梅枕霜知道今晚勸不動他,便冷哼了一聲:“話我已經說的很明白了,至於路怎麼走,你自己決定,若是想通了,便在窗臺上放一隻茶杯,我會再來尋你。”
說罷他便轉身欲離開,只是出去之前,他又側過身子扔下一句:“皇兄,成王敗寇的道理你不會不懂,只要我們贏了,那便四夷賓服,後世如何評說不過是你一句話的事而已,哪怕敗了,也不懼他刀起頭落,所以怎麼選擇都是賺,就看你敢不敢了。”
梅境和呆坐在地上,見他悄無聲息的翻窗出去,空蕩蕩的房間中又只剩他一人,安靜到能聽見自己那惶駭不安、如鼓點一般聒噪的心跳聲。
梅枕霜去見梅境和的事,第二日就被梅擎霜知道了。他在散朝回府的路上,就聽江吟時稟告了此事,是他安排在宗正寺的死侍傳回來的訊息。
雖然梅境和與梅枕霜已經不成氣候了,但按照後者的性子,只要人不死,他便不可能安分,是以梅枕霜被押入宗正寺的當日,梅擎霜就囑咐人看好他們了。
如同蘭松野那日預料的不差,這才關起來沒幾天呢,他就按捺不住了。
梅擎霜淡淡的“嗯”了一聲:“讓人盯緊了梅枕霜,他想做什麼,只管讓他去做就是。
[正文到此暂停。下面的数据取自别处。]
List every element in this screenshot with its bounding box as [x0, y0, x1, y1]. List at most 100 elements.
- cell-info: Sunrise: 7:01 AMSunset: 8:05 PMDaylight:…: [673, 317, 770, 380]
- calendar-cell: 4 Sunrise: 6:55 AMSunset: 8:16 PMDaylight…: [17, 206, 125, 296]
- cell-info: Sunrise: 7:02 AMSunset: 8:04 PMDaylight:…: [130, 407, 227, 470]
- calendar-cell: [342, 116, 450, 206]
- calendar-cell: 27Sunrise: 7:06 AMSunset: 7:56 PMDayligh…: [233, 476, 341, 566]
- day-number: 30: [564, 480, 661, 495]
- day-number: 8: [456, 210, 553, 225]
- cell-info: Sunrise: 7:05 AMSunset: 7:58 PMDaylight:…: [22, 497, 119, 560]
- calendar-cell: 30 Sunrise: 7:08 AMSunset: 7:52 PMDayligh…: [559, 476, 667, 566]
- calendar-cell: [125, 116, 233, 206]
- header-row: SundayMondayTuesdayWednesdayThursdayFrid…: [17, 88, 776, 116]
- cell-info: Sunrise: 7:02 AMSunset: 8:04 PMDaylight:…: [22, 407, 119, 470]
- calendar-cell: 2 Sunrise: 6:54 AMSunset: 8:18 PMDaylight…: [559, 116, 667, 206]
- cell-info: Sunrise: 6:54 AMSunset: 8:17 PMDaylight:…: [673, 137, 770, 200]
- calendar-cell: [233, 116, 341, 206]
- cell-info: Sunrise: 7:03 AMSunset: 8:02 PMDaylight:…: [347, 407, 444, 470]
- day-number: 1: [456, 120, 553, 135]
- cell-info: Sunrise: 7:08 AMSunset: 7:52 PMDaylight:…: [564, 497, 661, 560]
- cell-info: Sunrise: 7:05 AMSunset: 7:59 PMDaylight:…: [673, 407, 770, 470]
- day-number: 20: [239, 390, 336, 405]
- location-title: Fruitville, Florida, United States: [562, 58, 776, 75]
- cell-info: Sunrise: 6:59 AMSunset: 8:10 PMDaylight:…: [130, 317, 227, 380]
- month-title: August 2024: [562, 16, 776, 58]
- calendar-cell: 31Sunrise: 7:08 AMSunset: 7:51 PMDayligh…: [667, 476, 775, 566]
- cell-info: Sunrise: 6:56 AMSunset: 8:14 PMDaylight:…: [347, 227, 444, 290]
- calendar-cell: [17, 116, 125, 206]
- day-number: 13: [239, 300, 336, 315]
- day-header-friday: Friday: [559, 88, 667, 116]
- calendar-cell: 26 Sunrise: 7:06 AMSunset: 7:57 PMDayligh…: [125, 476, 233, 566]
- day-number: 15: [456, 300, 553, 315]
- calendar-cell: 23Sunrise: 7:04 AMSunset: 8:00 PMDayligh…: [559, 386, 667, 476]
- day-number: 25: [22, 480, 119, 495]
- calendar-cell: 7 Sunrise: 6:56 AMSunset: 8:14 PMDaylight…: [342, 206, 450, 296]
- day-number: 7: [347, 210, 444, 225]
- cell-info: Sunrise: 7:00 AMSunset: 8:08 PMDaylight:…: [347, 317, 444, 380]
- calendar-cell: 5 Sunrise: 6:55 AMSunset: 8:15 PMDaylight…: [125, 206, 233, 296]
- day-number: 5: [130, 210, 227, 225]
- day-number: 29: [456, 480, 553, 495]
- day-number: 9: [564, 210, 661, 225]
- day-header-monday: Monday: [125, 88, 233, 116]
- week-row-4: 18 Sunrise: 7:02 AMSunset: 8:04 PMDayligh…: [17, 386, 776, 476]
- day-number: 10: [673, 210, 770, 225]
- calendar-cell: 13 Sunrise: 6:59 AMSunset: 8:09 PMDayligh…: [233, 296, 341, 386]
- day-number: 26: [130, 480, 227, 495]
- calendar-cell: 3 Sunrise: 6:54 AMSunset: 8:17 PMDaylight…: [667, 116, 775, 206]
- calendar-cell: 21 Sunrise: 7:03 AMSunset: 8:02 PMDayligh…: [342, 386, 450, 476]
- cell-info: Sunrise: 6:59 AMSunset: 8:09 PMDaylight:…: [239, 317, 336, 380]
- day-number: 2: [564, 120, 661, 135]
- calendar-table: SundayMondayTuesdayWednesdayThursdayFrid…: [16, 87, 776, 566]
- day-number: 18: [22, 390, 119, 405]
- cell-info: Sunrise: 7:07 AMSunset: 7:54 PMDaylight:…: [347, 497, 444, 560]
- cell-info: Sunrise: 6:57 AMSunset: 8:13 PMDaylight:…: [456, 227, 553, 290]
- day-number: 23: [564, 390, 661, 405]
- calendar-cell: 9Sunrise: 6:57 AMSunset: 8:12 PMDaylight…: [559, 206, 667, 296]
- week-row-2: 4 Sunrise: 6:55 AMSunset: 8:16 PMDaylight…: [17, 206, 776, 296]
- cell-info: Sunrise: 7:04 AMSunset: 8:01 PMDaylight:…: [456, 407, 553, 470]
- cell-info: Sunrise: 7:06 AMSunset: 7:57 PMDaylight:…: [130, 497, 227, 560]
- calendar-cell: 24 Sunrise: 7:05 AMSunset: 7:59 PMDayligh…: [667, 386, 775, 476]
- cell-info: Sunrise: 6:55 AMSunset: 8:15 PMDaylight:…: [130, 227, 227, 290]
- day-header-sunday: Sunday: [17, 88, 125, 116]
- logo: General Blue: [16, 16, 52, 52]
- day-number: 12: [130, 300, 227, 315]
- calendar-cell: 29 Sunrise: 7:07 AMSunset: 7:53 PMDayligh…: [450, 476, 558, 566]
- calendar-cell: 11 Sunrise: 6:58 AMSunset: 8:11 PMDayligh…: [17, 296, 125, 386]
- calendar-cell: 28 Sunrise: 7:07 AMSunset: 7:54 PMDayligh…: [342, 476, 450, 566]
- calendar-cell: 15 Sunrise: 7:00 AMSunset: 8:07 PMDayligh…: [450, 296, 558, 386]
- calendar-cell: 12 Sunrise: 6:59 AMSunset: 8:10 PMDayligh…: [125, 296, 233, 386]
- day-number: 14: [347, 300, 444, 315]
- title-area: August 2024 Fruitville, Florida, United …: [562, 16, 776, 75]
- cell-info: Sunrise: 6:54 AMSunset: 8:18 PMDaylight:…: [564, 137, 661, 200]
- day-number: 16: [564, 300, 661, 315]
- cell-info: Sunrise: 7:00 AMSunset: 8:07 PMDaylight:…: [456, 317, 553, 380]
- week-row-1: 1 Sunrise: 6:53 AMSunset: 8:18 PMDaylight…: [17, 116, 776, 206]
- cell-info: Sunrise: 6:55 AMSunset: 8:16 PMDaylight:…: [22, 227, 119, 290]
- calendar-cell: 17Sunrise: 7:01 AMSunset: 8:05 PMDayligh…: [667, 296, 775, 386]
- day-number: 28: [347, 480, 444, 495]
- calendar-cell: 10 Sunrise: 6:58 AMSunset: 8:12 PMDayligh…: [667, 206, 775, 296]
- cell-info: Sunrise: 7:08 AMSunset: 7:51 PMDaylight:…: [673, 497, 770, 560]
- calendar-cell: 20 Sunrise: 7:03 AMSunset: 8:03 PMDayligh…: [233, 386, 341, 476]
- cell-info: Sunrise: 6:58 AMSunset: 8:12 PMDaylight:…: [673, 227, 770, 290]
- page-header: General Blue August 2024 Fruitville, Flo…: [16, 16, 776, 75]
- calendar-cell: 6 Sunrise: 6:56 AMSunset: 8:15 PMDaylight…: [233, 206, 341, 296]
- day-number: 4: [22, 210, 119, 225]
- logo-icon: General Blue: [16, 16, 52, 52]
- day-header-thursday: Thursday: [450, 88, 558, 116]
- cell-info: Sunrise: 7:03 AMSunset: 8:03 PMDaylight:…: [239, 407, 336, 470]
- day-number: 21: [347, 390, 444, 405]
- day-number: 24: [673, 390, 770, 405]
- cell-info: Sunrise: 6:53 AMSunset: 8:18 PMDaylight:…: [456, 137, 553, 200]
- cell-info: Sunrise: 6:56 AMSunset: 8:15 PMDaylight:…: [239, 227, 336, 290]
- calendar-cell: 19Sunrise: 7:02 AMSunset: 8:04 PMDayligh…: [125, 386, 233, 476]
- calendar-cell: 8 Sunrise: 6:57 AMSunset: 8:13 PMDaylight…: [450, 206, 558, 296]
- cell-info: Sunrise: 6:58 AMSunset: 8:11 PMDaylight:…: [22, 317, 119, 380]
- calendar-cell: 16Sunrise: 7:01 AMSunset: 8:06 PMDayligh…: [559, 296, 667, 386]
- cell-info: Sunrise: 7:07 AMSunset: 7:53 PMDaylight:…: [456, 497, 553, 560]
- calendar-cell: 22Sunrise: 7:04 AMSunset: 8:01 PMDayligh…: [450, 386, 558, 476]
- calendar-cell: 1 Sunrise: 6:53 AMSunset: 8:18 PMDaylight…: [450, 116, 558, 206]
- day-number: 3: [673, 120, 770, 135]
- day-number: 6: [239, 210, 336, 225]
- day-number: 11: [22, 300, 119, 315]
”
江吟時應了聲是,梅擎霜又想起好多日不曾見到那狐貍裡了,心中不禁惦念:“質館這兩日有訊息麼?”
“沒有,”江吟時如實說:“樓東月和燕識歸那二人也不知怎麼回事,自從他們主僕三人搬回去了之後,就再沒來個信兒。但咱們守在質館外頭的兄弟說,公子蘭回去的當天下午便有鴻臚寺和醫官院的人去了,兩人出來的時候臉色發黑,想來是氣得不輕。”
這事梅擎霜知道,那鴻臚寺的官員頭天去了質館探了探虛實,第二日就在朝堂上對晟帝回稟,說那昭國質子舉止失常不似作偽,連太醫也診不出病因,想來是因為他本人膽小怕事,到刑部受審的時候嚇著了。
當日三司在兩王之案審結的奏疏裡提到過,蘭松野曾因去梅枕霜名下的賭坊賭過錢,事涉案件,因此曾請他到刑部問過一回話。
晟帝知道此事,是以聽鴻臚寺的官員如此稟報後,也沒多想,只吩咐醫官院再派幾個太醫前去診治,以免在這件事上落人口實。
梅擎霜一想到此處便覺得好笑,也不知那狐貍到底如何捉弄人的,氣的那位鴻臚寺的官員奏報之時隱隱有幾分切齒之意。
反正也多日不見了,趁著今日有空,去見一見他,不然再晚幾日,還不知道他要如何跟自己鬧呢。
梅擎霜便讓顏松落駕著馬車回了府,他單獨帶著江吟時去了質館。